The Da Vinci Code dan Kedewasaan Beragama di Indonesia

Untuk yang ke sekian kalinya novel laris (best seller) dunia kembali difilmkan. Kali ini novel karya Dan Brown yang berjudul The Da Vinci Code. Tidak dapat dipungkiri bahwa larisnya The Da Vinci Code adalah karena kepiawaian Dan Brown dalam mengaitkan fakta sejarah dengan ajaran (doktrin) agama yang kemudian dia kemas dalam teka-teki pemecahan kode. Memukau nalar, mengguncang iman! Itulah kalimat yang tertulis di sampul novel The Da Vinci Code edisi Indonesia yang diterbitkan oleh Penerbit Serambi. Kalimat yang sesuai dengan apa yang dirasakan bagi kita yang telah membacanya. Memukau nalar karena kita tidak habis-habisnya "dipompa" untuk berpikir selama membacanya. Mengguncang iman karena di dalamnya terdapat penggugatan terhadap kemapanan suatu doktrin (ajaran) agama.

Diceritakan dalam The Da Vinci Code bahwa Yesus adalah manusia bukanlah Tuhan sebagaimana doktrin Kristiani pada umumnya. Penetapan Yesus sebagai (Putra) Tuhan bukanlah bersumber dari ajaran Yesus, melainkan dari hasil voting yang terjadi pada Konsili Nicea. Penetapan tersebut tidak lepas dari kepentingan politik Raja Roma Konstantin. Konstantin juga menitah dan membiayai penyusunan Al Kitab baru yang meniadakan prilaku manusiawi Yesus dan menggantinya dengan klaim Yesus sebagai Tuhan.

Yesus juga diceritakan mempunyai keturunan hasil pernikahannya dengan Maria Magdalena. Keturunan Yesus masih ada dan dijaga serta dirahasiakan sampai sekarang oleh sekte rahasia yang bernama Biarawan Sion. Hal tersebut dilakukan agar ajaran dan pengikut Kristen yang murni tetap ada sebagai usaha untuk keselamatan umat manusia. Maria Magdalena sendiri adalah Cawan Suci (Holy Grail) yang gambarannya ada dalam lukisan Perjamuan Terakhir (The Last Supper) karya Leonardo Da Vinci yang selama ini (gambar Magdalena) dianggap sebagai pelacur agar rahasia besar tersebut tidak tersebar.

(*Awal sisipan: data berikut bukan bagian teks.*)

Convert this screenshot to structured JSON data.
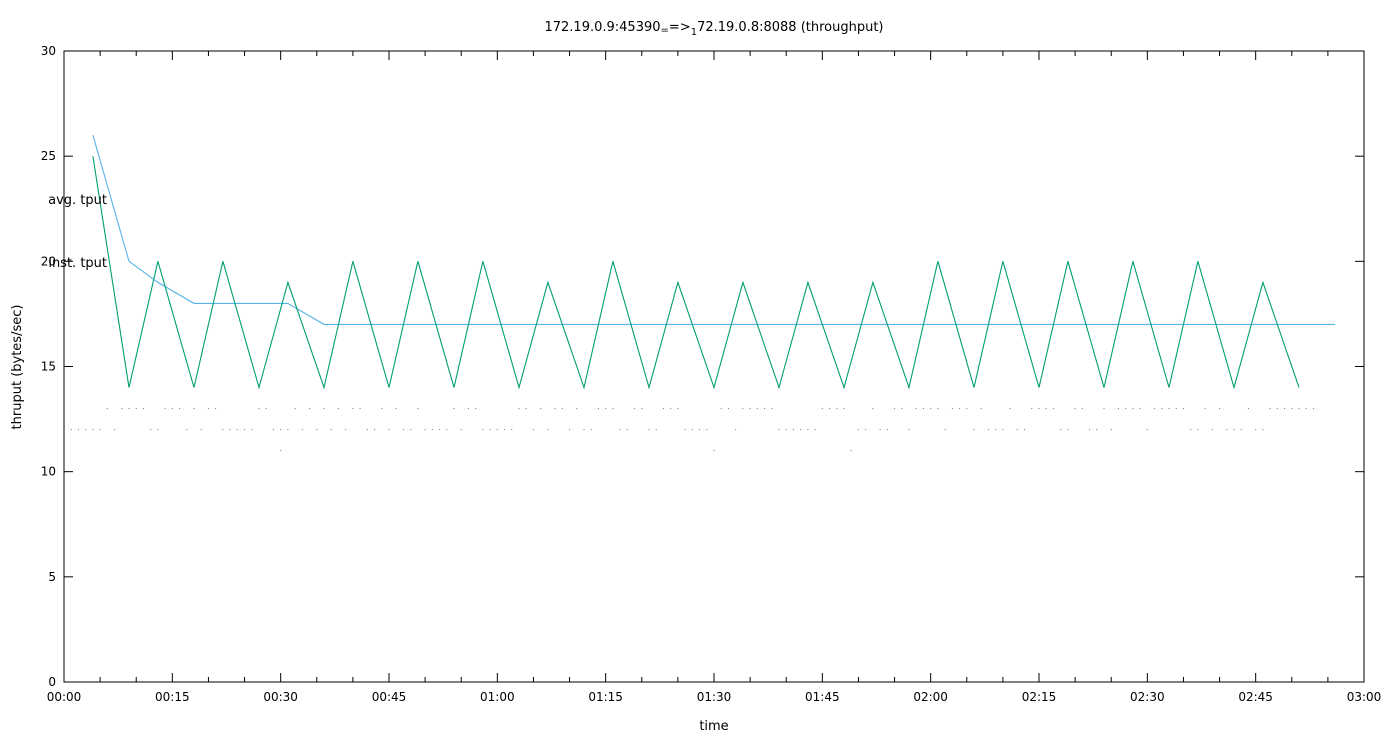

Jelas dari semua hal itu, The Da Vinci Code merupakan kontroversi bagi penganut Kristen (Katolik) pada umumnya. Protes keras dari berbagai kalangan khususnya para penganut agama Kristen dilakukan. Mulai dari pernyataan-pernyataan keberatan atas penerbitan dan penayangan The Da Vinci Code secara luas sampai dengan membuat buku tandingannya (salah satunya adalah Fact and Fiction in The Da Vinci Code karya Steven Kellemeir). Untuk versi filmnya, banyak negara yang tidak menerima penayangan The Da Vinci Code di bioskop. Hal tersebut merupakan upaya penjagaan terhadap keyakinan beragama (Kristen).


Kedewasaan beragama di Indonesia

Jika banyak negara memprotes dan melarang penayangan The Da Vinci Code di bioskop, Indonesia menerima dengan terbuka The Da Vinci Code ditayangkan di bioskop-bioskop (21) tanah air. Bahkan untuk pemutaran perdana (juga sampai sekarang di beberapa bioskop) tiket habis terjual, sehingga harus memesan di jam tayang sebelumnya atau satu hari sebelumnya.

Menanggapi fenomena tersebut, di satu sisi saya memandang positif hal ini, artinya hak kita untuk mengetahui dan memahami suatu agama dengan pendekatan yang kritis terbuka lebar. Tetapi di sisi lain ada perasaan khawatir dalam diri saya terhadap realita kehidupan beragama di Indonesia. Saya jadi teringat sikap Indonesia yang melarang ditayangkannya film True Lies (yang dibintangi Arnold Schwarzenegger) serta film The Prince of Egypt (kartun nabi Musa) di bioskop. Novel The Satanic Verses karya Salman Rusdhie pun tidak boleh diterbitkan. Indonesia pun merupakan Negara yang paling lantang melaknat pembuat karikatur Nabi yang dimuat di harian Jylland Posten, Denmark. Artinya, segala sesuatu yang mengandung unsur agama dan keyakinan jika dianggap melecehkan umat Islam (padahal tidak semua merasa dilecehkan) di Indonesia dilarang dan ditentang. Tetapi jika hal tersebut terjadi pada agama selain Islam dibiarkan. Untuk The Da Vinci Code (meskipun ada penjelasan dari Dan Brown kalau The Da Vinci Code adalah sebuah fiksi sebagaimana dengan novel The Satanic Verses-nya Salman Rusdhie) bebas terbit dan tayang. Padahal menurut saya apa yang dipaparkan dalam The Da Vinci Code sebagai bentuk gugatan terhadap doktrin Kristen lebih radikal dan mendasar dibandingkan dengan karikatur Nabi, film True Lies dan The Prince of Egypt atau pun novel The Satanic Verses.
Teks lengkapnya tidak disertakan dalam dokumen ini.